08:32:48 <jakeyip> I don't understand this dalees ^
08:34:56 <dalees> well, now I write out the steps, it's a lot of actual code changes vs editing one values file!
08:35:09 <sd109> I guess the alternative here is that we are happy to continue adding more and more labels for niche use cases like this and then putting together some proper documentation on the full list of supported labels in the driver?
08:35:58 <jakeyip> I feel like this needs a rethink; the current model doesn't really align well weith helm chart values
08:38:03 <sd109> What if we refactored the driver code so that the values overrides were only merged in during the `create_cluster` function but not within the `update_cluster` and other future operations? That might protect backwards compatibility?
08:38:33 <dalees> yeah, that's a point sd109  - it ends with a lot of specialized flag labels in Magnum. That's the current option, so maybe this overrides file needs some guidance around what to put in there (and what not to) and we'll be okay.
08:39:06 <dalees> sd109: the same values must be merged every time. every 'helm upgrade' overwrites the old values
08:39:21 <dalees> so you'd have to store them at create time
08:39:52 <sd109> Helm has a `--reuse-values` flag that we could make use of I think?
08:40:55 <dalees> so it does
08:41:54 <sd109> Anyway, patch is not viable in its current state and you've both raised some very good points on backwards compatibility etc so thanks for that. We'll have a rethink around how we might be able to do this in a safer way.
08:41:56 <dalees> it would solve one problem, i'd have to think a bit more about it - I wonder if it'd cause any other issues.
08:42:04 <jakeyip> but also is storing a value at create time the expected behaviour? say can an operator want to use this file to force a new image because the existing one has a security issue?
08:43:51 <dalees> sd109: thanks to you and John for proposing it and discussing here, it's still really interesting and there's a lot about labels that is not ideal.

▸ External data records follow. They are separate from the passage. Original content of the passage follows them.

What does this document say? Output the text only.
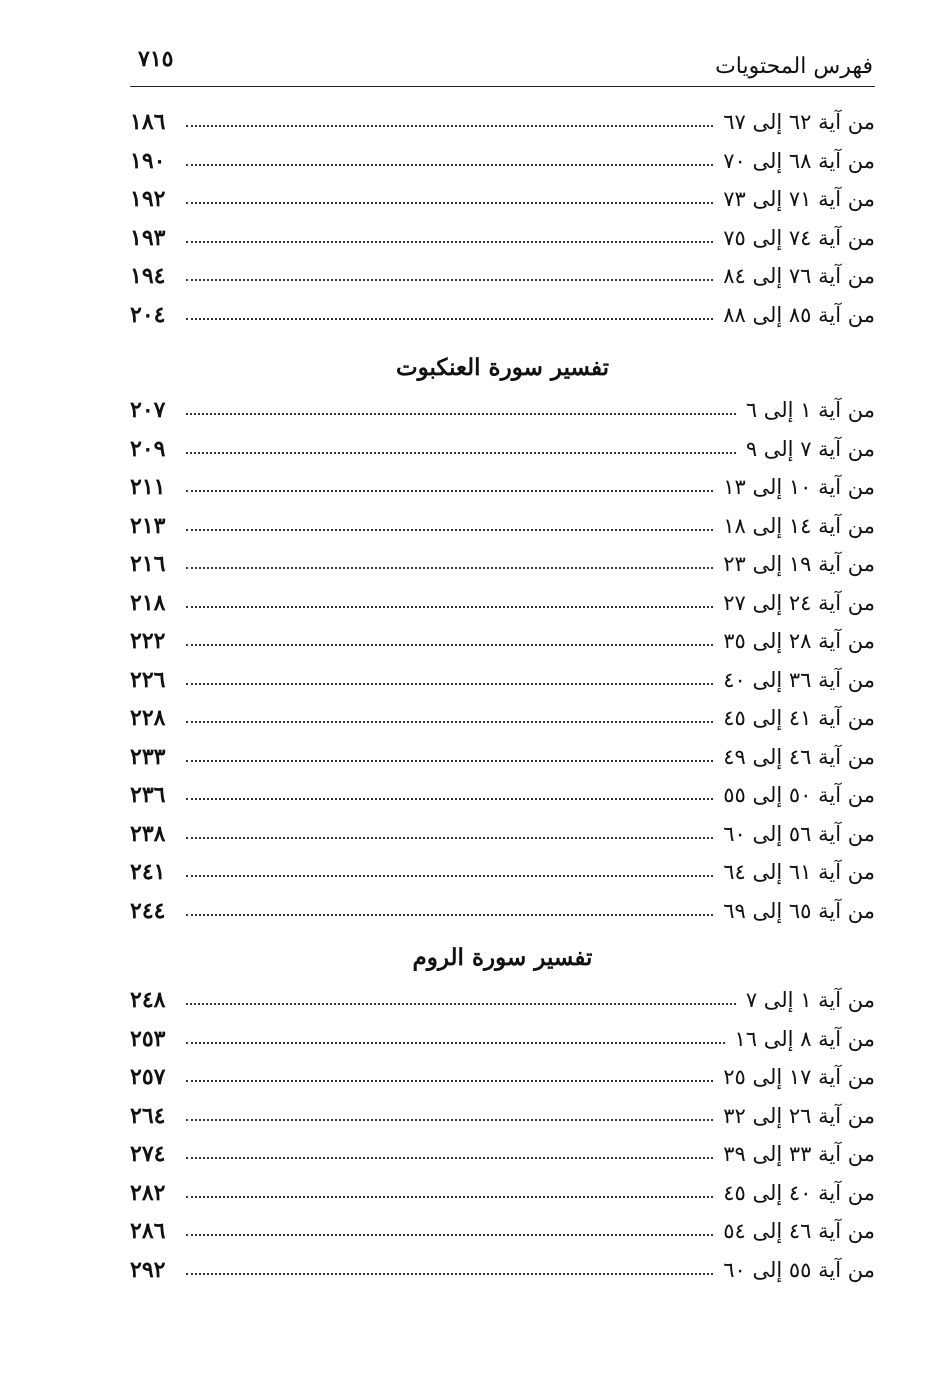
فهرس المحتويات
٧١٥
من آية ٦٢ إلى ٦٧
١٨٦
من آية ٦٨ إلى ٧٠
١٩٠
من آية ٧١ إلى ٧٣
١٩٢
من آية ٧٤ إلى ٧٥
١٩٣
من آية ٧٦ إلى ٨٤
١٩٤
من آية ٨٥ إلى ٨٨
٢٠٤
تفسير سورة العنكبوت
من آية ١ إلى ٦
٢٠٧
من آية ٧ إلى ٩
٢٠٩
من آية ١٠ إلى ١٣
٢١١
من آية ١٤ إلى ١٨
٢١٣
من آية ١٩ إلى ٢٣
٢١٦
من آية ٢٤ إلى ٢٧
٢١٨
من آية ٢٨ إلى ٣٥
٢٢٢
من آية ٣٦ إلى ٤٠
٢٢٦
من آية ٤١ إلى ٤٥
٢٢٨
من آية ٤٦ إلى ٤٩
٢٣٣
من آية ٥٠ إلى ٥٥
٢٣٦
من آية ٥٦ إلى ٦٠
٢٣٨
من آية ٦١ إلى ٦٤
٢٤١
من آية ٦٥ إلى ٦٩
٢٤٤
تفسير سورة الروم
من آية ١ إلى ٧
٢٤٨
من آية ٨ إلى ١٦
٢٥٣
من آية ١٧ إلى ٢٥
٢٥٧
من آية ٢٦ إلى ٣٢
٢٦٤
من آية ٣٣ إلى ٣٩
٢٧٤
من آية ٤٠ إلى ٤٥
٢٨٢
من آية ٤٦ إلى ٥٤
٢٨٦
من آية ٥٥ إلى ٦٠
٢٩٢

08:44:02 <sd109> Yeah agreed, it needs a rethink... I'm happy to move on for now if you'd like and we can pick this up again next time after some thinking time.

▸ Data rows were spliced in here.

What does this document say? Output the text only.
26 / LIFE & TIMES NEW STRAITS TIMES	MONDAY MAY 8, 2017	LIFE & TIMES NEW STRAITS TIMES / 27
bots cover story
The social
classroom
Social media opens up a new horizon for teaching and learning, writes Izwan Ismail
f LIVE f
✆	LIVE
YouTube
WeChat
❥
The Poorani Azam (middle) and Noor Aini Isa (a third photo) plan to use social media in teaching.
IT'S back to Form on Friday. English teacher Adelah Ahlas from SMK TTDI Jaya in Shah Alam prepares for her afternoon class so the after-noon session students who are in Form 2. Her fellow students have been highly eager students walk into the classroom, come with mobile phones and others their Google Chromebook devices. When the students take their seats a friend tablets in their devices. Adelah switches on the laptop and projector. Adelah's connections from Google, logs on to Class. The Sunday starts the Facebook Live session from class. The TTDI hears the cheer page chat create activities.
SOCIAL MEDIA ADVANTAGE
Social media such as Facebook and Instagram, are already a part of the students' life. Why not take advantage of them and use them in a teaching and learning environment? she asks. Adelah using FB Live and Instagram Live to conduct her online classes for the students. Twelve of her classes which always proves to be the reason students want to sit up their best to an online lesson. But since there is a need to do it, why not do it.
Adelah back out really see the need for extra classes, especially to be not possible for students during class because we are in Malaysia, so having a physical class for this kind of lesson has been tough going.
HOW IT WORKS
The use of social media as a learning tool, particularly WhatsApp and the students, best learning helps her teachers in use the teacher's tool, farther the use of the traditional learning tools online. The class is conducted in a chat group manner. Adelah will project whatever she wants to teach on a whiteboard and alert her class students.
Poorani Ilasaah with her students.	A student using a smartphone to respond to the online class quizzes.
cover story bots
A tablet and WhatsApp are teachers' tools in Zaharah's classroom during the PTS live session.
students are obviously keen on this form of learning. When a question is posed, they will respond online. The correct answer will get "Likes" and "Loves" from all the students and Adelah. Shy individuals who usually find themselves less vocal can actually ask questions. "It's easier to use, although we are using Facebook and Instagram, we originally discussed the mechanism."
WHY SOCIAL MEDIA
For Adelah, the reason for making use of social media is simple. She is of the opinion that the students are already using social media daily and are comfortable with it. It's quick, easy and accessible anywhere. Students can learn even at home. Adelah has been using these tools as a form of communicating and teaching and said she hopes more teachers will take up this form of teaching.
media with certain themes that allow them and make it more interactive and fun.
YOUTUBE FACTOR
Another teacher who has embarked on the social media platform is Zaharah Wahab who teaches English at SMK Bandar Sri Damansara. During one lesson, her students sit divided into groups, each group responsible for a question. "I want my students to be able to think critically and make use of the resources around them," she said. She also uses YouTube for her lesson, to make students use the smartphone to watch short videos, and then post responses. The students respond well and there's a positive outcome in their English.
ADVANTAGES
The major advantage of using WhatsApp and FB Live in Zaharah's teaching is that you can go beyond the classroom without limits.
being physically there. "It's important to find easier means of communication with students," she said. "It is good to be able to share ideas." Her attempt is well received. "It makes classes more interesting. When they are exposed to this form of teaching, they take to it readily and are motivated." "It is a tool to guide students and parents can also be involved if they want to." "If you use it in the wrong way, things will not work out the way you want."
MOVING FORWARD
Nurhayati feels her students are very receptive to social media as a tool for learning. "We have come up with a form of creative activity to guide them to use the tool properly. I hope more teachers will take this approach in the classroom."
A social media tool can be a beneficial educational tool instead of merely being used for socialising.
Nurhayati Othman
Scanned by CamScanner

08:44:27 <jakeyip> yeah let's take some time to think about it
08:44:41 <dalees> alright; let's move on to `autoscaling min/max defaults`: https://review.opendev.org/c/openstack/magnum-capi-helm/+/952061
08:45:50 <dalees> so I'm working on this currently (but hitting some backwards compatibility with older clusters which I'm working through). The goal is to let customers change autoscale min/max per nodegroup.
08:48:08 <jakeyip> it's a big patch I need some time to digest. I will star it
08:48:46 <dalees> yep fair enough; no need to review live. we can do it async.
08:49:13 <dalees> just wanted to draw attention to it, especially with sd109_  here who worked on a previous change to this.
08:49:48 <dalees> we can move on for this meeting.
08:49:59 <dalees> next to discuss: `Driver OpenStackCluster api version is old`: https://review.opendev.org/c/openstack/magnum-capi-helm/+/950806
08:50:10 <sd109_> Yeah thanks for raising it, it's been a while since I've looked at that section of the code so will need some time to refresh my memory on how it works but I'll try to get to it this week.
08:50:57 <jakeyip> I do have a related question - is it still the case the current number of nodes doesn't reflect in magnum api ?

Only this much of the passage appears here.